As I grew older I became less tolerant of my father, cared less about him, ignored him whenever I could, and eventually became very angry at him. In my twenties I moved away to another city, and we rarely spoke or saw each other, sometimes for years. My children did not know their grandfather.
When I got the news that he had died, I felt nothing. I remember thinking that I should feel something. A couple of days later, looking down at his frail body in its coffin in a New York funeral home, I still felt nothing. For the next couple of hours on that first day of his wake, I walked up to the coffin with visitors, including the bookie, Charlie Numbers, who made it a point to tell me that my father’s last bet “ran out of the money.” I began to feel guilty about not feeling even the slightest bit of sadness. I started to wonder what was wrong with me that even standing in front of the body of the man who gave me life, I felt no emotion, no sadness for a wasted life, no relief that it was over . . . not a single tear.
When the funeral home was closing for the night—about nine o’clock—I walked up to the coffin for the traditional last look of the day, and I noticed for the first time that my father’s hands looked very small.

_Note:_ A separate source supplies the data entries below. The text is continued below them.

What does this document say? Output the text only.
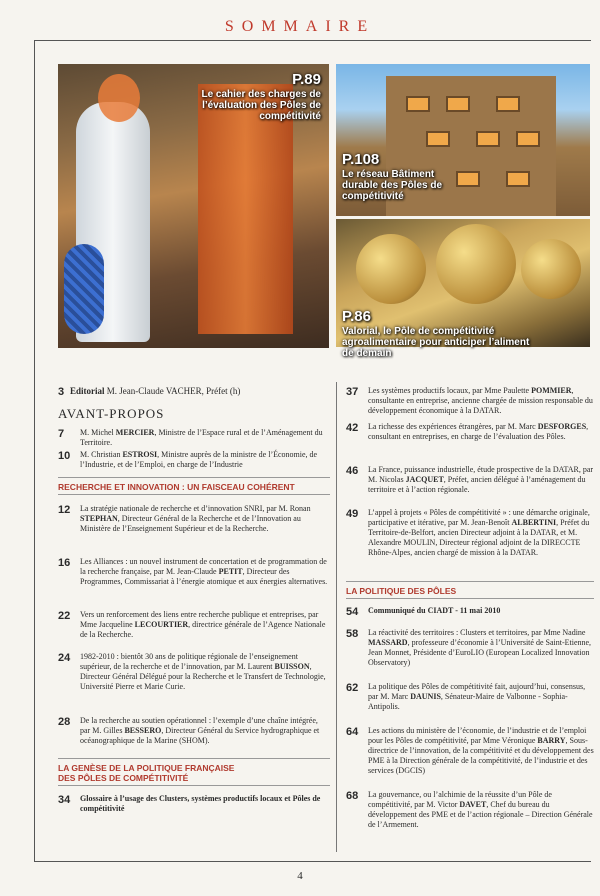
SOMMAIRE
P.89
Le cahier des charges de l’évaluation des Pôles de compétitivité
P.108
Le réseau Bâtiment durable des Pôles de compétitivité
P.86
Valorial, le Pôle de compétitivité agroalimentaire pour anticiper l’aliment de demain
3 Editorial M. Jean-Claude VACHER, Préfet (h)
AVANT-PROPOS
7 M. Michel MERCIER, Ministre de l’Espace rural et de l’Aménagement du Territoire.
10 M. Christian ESTROSI, Ministre auprès de la ministre de l’Économie, de l’Industrie, et de l’Emploi, en charge de l’Industrie
RECHERCHE ET INNOVATION : UN FAISCEAU COHÉRENT
12 La stratégie nationale de recherche et d’innovation SNRI, par M. Ronan STEPHAN, Directeur Général de la Recherche et de l’Innovation au Ministère de l’Enseignement Supérieur et de la Recherche.
16 Les Alliances : un nouvel instrument de concertation et de programmation de la recherche française, par M. Jean-Claude PETIT, Directeur des Programmes, Commissariat à l’énergie atomique et aux énergies alternatives.
22 Vers un renforcement des liens entre recherche publique et entreprises, par Mme Jacqueline LECOURTIER, directrice générale de l’Agence Nationale de la Recherche.
24 1982-2010 : bientôt 30 ans de politique régionale de l’enseignement supérieur, de la recherche et de l’innovation, par M. Laurent BUISSON, Directeur Général Délégué pour la Recherche et le Transfert de Technologie, Université Pierre et Marie Curie.
28 De la recherche au soutien opérationnel : l’exemple d’une chaîne intégrée, par M. Gilles BESSERO, Directeur Général du Service hydrographique et océanographique de la Marine (SHOM).
LA GENÈSE DE LA POLITIQUE FRANÇAISE
DES PÔLES DE COMPÉTITIVITÉ
34 Glossaire à l’usage des Clusters, systèmes productifs locaux et Pôles de compétitivité
37 Les systèmes productifs locaux, par Mme Paulette POMMIER, consultante en entreprise, ancienne chargée de mission responsable du développement économique à la DATAR.
42 La richesse des expériences étrangères, par M. Marc DESFORGES, consultant en entreprises, en charge de l’évaluation des Pôles.
46 La France, puissance industrielle, étude prospective de la DATAR, par M. Nicolas JACQUET, Préfet, ancien délégué à l’aménagement du territoire et à l’action régionale.
49 L’appel à projets « Pôles de compétitivité » : une démarche originale, participative et itérative, par M. Jean-Benoît ALBERTINI, Préfet du Territoire-de-Belfort, ancien Directeur adjoint à la DATAR, et M. Alexandre MOULIN, Directeur régional adjoint de la DIRECCTE Rhône-Alpes, ancien chargé de mission à la DATAR.
LA POLITIQUE DES PÔLES
54 Communiqué du CIADT - 11 mai 2010
58 La réactivité des territoires : Clusters et territoires, par Mme Nadine MASSARD, professeure d’économie à l’Université de Saint-Etienne, Jean Monnet, Présidente d’EuroLIO (European Localized Innovation Observatory)
62 La politique des Pôles de compétitivité fait, aujourd’hui, consensus, par M. Marc DAUNIS, Sénateur-Maire de Valbonne - Sophia-Antipolis.
64 Les actions du ministère de l’économie, de l’industrie et de l’emploi pour les Pôles de compétitivité, par Mme Véronique BARRY, Sous-directrice de l’innovation, de la compétitivité et du développement des PME à la Direction générale de la compétitivité, de l’industrie et des services (DGCIS)
68 La gouvernance, ou l’alchimie de la réussite d’un Pôle de compétitivité, par M. Victor DAVET, Chef du bureau du développement des PME et de l’action régionale – Direction Générale de l’Armement.
4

They were folded across his waist, with Rosary beads entwined in his fingers. I had never seen him in that position in life and certainly never saw Rosary beads in his hands. His hands looked so small to me—almost half the size of mine—and I thought back to the time when his hands did not look small to me. In fact, they were nearly twice the size of mine. He took my small hand in his, when I was about five years old, as we crossed Liberty Avenue, a busy Brooklyn street, with two sets of trolley tracks, heavy trucks, passenger cars, and even horse-drawn carts. The year was probably 1939. I remembered that day and the feelings I had. I felt very safe holding my father’s hand. I didn’t have to look both ways as I was taught to. I had my hand in his, and I knew that he would do the looking for both of us.
I remembered another day, a couple of years later. I was about seven or eight and was getting washed and dressed to go to school. It was cold outside. And inside. We had to boil water in large pots on the gas stove. Three pots produced only about three inches of water in the bathtub. That morning, my father came into the bathroom as I was about to put the cold cloth to my face to wash my face and neck. Without saying a word, he took the facecloth from me and held it tightly in his hand for a minute, or maybe two, and then he switched the facecloth to his other hand and held it tightly. When he handed it back to me, it was warm. My father made his hands cold so I could put a warm cloth to my face. I had forgotten about those two incidents involving his hands until I looked down and saw them. Those two memories reminded me that there was a time when he cared about me more than he cared about the things that drove us apart.
Looking down at those hands and remembering those times, I felt very sad. I cried for the first time, as a son should do when his father dies.